Электронная книга - «Valentin de Majipoor [Valentine Pontifex - fr]». Краткое содержание книги:

Sur Majipoor, la planète géante, règne Lord Valentin le Coronal, qui, naguère jongleur, a retrouvé son trône, mais conservé un corps d’emprunt. Ces faits de haute chronique ont été relatés dans Le château de Lord Valentin.
Mais il n’est pas dit que le règne de Valentin restera serein. Tandis que le Coronal entreprend son Périple à travers les immensités de Majipoor, afin de se faire voir de ses peuples, accompagné de Carabella, son épouse bien aimée, de ses amis des jours d’infortune devenus grands seigneurs et d’une armée de courtisans, les nuages s’amoncellent, les maladies frappent les récoltes, s’étendent comme feu de forêt. Des monstres surgissent des forêts d’habitude paisibles de Majipoor.
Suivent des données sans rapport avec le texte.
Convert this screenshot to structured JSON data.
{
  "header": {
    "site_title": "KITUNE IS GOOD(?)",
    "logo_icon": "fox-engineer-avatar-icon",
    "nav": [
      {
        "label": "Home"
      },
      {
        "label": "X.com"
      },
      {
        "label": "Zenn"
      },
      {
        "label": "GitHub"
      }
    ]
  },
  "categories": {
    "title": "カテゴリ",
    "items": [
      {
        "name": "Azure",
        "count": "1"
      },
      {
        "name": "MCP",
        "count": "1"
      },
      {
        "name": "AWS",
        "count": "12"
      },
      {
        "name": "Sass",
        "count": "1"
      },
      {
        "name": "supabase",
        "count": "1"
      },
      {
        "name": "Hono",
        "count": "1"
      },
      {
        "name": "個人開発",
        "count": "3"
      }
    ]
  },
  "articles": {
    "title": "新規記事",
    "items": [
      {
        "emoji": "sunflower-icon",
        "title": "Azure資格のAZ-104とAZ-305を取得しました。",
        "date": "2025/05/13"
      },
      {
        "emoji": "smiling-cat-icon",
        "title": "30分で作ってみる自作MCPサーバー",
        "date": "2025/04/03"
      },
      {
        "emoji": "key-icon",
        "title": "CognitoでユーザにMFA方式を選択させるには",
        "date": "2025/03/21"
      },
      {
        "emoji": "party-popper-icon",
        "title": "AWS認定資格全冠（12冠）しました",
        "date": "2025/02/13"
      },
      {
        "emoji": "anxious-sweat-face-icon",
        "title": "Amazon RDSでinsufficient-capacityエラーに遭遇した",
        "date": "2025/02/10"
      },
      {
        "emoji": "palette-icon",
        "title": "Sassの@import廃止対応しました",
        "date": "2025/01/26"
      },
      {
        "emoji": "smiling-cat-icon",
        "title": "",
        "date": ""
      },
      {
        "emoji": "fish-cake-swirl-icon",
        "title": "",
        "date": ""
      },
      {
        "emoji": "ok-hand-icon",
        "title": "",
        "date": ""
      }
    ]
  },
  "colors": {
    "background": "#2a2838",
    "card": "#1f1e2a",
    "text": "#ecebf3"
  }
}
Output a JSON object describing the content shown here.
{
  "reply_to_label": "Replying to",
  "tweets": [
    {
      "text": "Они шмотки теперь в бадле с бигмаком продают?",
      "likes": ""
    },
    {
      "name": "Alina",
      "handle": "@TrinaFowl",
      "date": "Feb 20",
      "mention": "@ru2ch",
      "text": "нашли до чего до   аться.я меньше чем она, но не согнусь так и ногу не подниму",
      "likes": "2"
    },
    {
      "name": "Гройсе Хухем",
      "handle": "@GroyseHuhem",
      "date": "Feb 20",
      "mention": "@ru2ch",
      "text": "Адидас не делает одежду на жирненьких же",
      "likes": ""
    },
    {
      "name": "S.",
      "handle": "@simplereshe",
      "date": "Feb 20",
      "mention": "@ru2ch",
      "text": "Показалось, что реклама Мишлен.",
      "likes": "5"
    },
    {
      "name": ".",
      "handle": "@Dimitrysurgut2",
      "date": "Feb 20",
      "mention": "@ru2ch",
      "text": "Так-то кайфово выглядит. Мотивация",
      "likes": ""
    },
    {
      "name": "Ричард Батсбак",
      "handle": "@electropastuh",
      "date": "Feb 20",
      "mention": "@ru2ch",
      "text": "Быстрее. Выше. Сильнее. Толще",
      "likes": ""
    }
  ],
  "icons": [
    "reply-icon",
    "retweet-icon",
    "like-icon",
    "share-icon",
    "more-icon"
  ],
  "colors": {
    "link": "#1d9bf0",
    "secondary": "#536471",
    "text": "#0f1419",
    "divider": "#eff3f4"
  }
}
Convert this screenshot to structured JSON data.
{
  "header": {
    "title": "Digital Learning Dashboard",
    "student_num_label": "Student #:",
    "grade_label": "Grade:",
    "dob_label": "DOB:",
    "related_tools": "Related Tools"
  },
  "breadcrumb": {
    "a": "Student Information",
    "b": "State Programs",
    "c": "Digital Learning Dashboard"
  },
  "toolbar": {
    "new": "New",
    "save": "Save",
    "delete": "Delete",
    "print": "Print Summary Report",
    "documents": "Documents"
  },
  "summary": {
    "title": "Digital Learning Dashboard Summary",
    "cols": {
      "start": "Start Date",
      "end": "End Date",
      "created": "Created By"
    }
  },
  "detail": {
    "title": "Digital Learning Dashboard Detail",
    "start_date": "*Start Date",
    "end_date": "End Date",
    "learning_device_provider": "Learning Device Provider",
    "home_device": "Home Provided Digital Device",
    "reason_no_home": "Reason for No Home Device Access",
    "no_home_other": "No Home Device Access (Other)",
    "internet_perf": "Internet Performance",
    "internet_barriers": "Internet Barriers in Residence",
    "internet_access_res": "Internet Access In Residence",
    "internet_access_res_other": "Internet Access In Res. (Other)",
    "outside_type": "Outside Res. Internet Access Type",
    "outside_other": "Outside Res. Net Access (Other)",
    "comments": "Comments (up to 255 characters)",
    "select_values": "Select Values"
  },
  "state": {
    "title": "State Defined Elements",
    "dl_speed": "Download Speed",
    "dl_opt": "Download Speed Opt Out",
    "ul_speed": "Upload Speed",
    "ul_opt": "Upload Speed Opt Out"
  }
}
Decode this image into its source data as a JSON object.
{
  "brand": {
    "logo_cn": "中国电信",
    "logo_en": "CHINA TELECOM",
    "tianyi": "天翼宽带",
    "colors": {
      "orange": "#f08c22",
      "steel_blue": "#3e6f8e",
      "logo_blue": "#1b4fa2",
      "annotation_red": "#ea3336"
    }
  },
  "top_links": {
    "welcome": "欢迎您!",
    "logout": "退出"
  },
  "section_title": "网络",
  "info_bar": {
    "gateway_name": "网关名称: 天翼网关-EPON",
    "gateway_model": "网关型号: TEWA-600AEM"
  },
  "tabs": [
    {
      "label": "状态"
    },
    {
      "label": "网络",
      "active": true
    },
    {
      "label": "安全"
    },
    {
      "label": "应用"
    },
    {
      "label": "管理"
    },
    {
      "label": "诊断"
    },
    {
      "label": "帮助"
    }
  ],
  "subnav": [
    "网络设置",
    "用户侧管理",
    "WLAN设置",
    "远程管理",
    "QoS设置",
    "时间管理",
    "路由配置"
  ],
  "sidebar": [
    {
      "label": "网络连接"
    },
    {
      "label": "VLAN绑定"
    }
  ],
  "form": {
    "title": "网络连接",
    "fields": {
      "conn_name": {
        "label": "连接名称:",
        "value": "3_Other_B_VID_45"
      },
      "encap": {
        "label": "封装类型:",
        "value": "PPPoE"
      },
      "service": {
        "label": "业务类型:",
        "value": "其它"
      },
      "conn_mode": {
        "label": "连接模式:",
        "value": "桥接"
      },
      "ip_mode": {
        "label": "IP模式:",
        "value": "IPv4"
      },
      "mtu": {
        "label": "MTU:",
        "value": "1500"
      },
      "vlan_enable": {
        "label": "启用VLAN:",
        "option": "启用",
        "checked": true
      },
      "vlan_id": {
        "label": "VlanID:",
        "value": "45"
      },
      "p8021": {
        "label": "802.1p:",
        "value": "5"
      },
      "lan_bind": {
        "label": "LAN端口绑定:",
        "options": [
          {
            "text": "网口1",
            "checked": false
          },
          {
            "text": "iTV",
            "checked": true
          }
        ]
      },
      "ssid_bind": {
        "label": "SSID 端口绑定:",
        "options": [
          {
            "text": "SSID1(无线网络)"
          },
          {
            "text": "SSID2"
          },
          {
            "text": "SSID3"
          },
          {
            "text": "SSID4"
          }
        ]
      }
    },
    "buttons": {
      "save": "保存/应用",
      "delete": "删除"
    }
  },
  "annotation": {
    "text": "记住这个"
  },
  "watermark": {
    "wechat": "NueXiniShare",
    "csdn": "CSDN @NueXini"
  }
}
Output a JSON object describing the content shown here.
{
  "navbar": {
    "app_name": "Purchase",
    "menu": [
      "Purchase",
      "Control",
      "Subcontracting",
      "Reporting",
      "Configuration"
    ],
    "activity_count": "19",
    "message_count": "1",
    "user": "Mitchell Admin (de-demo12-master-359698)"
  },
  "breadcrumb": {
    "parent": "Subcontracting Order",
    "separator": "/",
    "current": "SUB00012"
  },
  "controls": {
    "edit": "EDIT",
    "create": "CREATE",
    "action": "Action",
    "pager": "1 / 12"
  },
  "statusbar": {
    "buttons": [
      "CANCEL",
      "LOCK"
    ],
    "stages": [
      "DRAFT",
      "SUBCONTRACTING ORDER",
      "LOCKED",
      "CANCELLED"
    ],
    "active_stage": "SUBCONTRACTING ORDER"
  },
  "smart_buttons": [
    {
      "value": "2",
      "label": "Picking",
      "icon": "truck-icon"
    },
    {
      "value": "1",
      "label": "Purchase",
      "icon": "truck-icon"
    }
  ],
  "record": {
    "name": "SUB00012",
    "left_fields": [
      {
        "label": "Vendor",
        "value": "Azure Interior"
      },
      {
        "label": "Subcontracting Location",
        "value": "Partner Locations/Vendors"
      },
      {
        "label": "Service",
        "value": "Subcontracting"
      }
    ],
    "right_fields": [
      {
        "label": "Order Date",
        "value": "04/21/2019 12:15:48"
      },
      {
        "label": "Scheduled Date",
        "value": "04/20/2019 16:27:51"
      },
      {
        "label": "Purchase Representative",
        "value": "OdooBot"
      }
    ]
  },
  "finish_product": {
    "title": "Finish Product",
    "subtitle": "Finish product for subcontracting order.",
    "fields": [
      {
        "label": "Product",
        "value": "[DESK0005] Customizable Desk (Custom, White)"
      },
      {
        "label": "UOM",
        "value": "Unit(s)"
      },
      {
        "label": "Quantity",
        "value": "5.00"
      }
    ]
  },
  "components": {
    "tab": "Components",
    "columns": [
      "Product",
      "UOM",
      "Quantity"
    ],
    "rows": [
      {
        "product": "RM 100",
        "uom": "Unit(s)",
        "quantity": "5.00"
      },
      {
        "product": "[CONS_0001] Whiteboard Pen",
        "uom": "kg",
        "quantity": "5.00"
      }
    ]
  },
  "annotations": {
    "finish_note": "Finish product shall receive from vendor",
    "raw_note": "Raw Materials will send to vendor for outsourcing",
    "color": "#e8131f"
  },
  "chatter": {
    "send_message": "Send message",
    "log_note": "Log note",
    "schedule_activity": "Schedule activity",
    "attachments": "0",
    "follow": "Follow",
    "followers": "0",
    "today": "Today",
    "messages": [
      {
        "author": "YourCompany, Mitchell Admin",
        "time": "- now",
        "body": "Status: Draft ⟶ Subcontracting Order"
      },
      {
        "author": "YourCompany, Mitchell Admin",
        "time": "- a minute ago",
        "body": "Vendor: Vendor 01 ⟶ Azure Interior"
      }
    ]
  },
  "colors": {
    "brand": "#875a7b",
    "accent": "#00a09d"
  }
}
La famine survient, et la rébellion.
Faudra-t-il faire la guerre aux Changeformes ? Car ce sont eux, premiers occupants de la planète, jadis massacrés et refoulés par les humains venus de l’espace, qui tentent une nouvelle révolte. Valentin, qui est épris de paix et d’amour, ne parvient pas à s’y résoudre. Majipoor va-t-elle sombrer ?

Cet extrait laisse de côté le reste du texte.